Nella concorrenza turistica infatti si vince grazie alla competitività ricettiva che è frutto, abbiamo visto, della moderazione salariale e della progressiva precarizzazione del settore.
Tutto questo si scarica socialmente sul tessuto territoriale proprio perché ampi settori sociali ipersfruttati rendono possibile, tramite il proprio lavoro, la messa a valore della competitività turistico-ricettiva intesa come possibilità, data al turista, di scegliere il meglio per sé e con costi d’accesso sempre più bassi spesso legati al costante e crescente ricorso a piattaforme digitali come airbnb.

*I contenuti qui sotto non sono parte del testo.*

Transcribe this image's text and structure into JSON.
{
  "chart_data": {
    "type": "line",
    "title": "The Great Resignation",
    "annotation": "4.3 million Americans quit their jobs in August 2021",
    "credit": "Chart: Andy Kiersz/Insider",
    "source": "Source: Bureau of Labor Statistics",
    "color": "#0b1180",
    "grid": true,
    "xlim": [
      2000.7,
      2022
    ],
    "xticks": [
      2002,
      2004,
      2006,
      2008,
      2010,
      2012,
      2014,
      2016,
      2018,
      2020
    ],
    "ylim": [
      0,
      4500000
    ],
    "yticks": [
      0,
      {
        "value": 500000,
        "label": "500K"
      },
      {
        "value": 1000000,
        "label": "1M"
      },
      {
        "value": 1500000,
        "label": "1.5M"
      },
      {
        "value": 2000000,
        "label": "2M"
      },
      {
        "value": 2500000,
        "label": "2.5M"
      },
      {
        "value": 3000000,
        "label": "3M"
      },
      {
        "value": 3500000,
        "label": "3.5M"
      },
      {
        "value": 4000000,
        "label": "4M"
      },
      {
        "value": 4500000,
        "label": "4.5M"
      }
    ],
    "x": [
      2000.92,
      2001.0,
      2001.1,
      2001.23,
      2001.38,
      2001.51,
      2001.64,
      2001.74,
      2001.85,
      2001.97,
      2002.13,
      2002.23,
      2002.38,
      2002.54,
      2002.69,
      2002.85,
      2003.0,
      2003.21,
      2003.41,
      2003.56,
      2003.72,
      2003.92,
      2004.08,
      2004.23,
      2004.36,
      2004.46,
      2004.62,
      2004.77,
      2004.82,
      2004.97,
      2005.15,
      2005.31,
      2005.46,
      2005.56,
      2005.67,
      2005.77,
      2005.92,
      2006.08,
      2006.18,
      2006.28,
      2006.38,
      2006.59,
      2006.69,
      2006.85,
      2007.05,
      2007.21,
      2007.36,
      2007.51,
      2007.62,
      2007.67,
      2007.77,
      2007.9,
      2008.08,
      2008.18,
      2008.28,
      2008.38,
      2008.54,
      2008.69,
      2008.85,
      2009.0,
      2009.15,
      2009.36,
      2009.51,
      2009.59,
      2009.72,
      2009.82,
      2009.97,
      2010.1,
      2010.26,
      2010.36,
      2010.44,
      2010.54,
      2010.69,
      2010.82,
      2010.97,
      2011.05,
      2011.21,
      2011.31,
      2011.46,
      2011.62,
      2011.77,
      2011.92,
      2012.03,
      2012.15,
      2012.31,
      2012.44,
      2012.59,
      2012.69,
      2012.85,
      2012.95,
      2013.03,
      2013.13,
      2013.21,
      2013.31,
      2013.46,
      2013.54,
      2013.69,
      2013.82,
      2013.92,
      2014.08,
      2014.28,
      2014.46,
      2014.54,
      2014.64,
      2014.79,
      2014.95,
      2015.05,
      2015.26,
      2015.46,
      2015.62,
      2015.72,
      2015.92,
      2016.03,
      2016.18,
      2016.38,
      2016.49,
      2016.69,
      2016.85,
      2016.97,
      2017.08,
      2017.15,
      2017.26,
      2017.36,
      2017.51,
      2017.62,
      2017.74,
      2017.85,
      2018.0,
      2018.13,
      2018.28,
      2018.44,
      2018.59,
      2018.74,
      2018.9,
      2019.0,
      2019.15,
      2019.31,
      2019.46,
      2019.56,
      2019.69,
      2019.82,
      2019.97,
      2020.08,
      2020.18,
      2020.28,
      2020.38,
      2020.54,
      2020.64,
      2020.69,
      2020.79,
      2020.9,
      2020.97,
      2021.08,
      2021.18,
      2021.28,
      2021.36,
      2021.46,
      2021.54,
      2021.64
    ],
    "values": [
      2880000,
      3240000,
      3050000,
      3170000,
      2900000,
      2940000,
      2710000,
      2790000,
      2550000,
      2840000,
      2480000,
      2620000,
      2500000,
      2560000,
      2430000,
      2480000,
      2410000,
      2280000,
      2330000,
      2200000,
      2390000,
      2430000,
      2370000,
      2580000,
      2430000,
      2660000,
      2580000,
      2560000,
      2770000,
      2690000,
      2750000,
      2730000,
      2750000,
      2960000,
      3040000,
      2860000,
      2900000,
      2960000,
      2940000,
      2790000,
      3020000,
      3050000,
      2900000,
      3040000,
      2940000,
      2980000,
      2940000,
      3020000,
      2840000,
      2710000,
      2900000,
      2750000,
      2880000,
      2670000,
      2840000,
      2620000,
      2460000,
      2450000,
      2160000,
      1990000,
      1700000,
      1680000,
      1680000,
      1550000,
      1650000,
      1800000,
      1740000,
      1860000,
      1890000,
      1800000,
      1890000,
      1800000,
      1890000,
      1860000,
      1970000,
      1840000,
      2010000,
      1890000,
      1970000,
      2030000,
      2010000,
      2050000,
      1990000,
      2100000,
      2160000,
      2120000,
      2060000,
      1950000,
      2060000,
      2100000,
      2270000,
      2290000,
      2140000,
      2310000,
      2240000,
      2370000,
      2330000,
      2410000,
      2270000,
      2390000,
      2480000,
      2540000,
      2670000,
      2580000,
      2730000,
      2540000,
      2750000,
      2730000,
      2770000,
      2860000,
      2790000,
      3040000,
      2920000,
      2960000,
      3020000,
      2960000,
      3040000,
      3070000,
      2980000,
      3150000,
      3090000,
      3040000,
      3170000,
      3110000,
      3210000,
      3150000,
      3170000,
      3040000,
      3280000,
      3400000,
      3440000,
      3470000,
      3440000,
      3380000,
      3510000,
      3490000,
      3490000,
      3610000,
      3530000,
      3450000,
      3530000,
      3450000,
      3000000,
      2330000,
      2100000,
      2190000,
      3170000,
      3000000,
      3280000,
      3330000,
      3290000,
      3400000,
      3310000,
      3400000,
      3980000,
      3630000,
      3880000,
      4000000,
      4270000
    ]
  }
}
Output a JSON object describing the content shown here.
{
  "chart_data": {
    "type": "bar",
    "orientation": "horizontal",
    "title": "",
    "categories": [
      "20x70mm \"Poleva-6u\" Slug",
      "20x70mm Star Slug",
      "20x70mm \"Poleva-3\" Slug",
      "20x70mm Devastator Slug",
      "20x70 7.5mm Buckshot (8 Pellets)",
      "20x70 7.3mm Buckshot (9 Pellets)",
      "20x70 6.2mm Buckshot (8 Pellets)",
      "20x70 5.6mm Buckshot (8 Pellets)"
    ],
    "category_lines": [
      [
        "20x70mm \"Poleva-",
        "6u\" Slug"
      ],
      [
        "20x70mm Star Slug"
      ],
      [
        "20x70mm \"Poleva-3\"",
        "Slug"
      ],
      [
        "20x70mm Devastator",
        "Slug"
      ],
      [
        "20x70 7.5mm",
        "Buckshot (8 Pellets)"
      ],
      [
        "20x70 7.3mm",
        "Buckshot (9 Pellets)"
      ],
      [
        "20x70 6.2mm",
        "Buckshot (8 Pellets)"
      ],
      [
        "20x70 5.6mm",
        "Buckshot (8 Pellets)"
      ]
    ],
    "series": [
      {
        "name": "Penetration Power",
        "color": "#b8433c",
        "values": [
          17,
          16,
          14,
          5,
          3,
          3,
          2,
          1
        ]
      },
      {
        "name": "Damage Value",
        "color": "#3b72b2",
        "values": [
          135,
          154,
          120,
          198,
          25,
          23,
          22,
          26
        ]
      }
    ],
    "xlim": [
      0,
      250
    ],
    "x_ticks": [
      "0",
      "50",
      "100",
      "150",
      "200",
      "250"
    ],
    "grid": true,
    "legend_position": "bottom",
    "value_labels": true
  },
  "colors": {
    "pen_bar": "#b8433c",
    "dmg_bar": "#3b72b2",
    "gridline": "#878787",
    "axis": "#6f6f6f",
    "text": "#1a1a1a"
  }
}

Nessuna redistribuzione di questa enorme montagna di denaro (il solo settore ricettivo fattura ogni anno circa 26 miliardi di euro) vedrà protagonisti camerieri, cuochi, lavapiatti, guide, autisti, ecc. ossia tutti coloro che, come abbiamo già detto, rendono possibile la competitività turistica.
Infine, resta la questione estremamente importante della messa a valore dei territori ai fini turistici: stiamo assistendo alla progressiva rovina paesaggistica, culturale, ecologica e umana dei nostri luoghi voluta da politiche governative − nazionali e locali − che hanno come unico intento quello di rendere il territorio ricettivo rispetto alle richieste del turismo globale.
L’unicità dei nostri ambienti viene stravolta, deformata e poi piegata alle esigenze della ricettività turistica. L’esito di ciò è sotto gli occhi di tutti: ambienti costieri, montani e urbani vengono ridisegnati per poter assecondare le esigenze effimere di settore − quello turistico e ricettivo − che, alle nostre latitudini, prova a uniformarsi agli standard internazionali ma che, puntualmente, deve fare i conti con un’economia, quella meridionale e calabrese, perennemente depressa e che difficilmente riuscirà a trovare risposte nel turismo massificato.
Se non esiste nessuna relazione tra turismo e ricchezza, intesa come benessere diffuso su un territorio, allora è giunto il momento di rivendicare un altro modello di gestione che non guardi al meccanismo della messa a profitto del territorio che produce ricchezza per pochissime persone, ma piuttosto a un’economia socialmente ed ecologicamente orientata che possa garantire benessere diffuso.
Per fare questo occorre rompere con il paradigma capitalista della messa a valore e iniziare sin da subito a sperimentare pratiche radicalmente alternative che vedano nella riappropriazione sociale dei beni comuni e dei servizi la base per la costruzione di una nuova comunità autogovernata che, come tale, inizi a confliggere con il sistema dato, partendo proprio dalla necessità collettiva di comprendere cosa, come, dove e per chi produrre. Una pratica sociale collettiva, dunque, che sperimenti la riappropriazione della ricchezza sociale prodotta per garantire redistribuzione e investimenti socialmente ed ecologicamente orientati e che faccia della partecipazione sociale l’humus per un nuovo modello di società.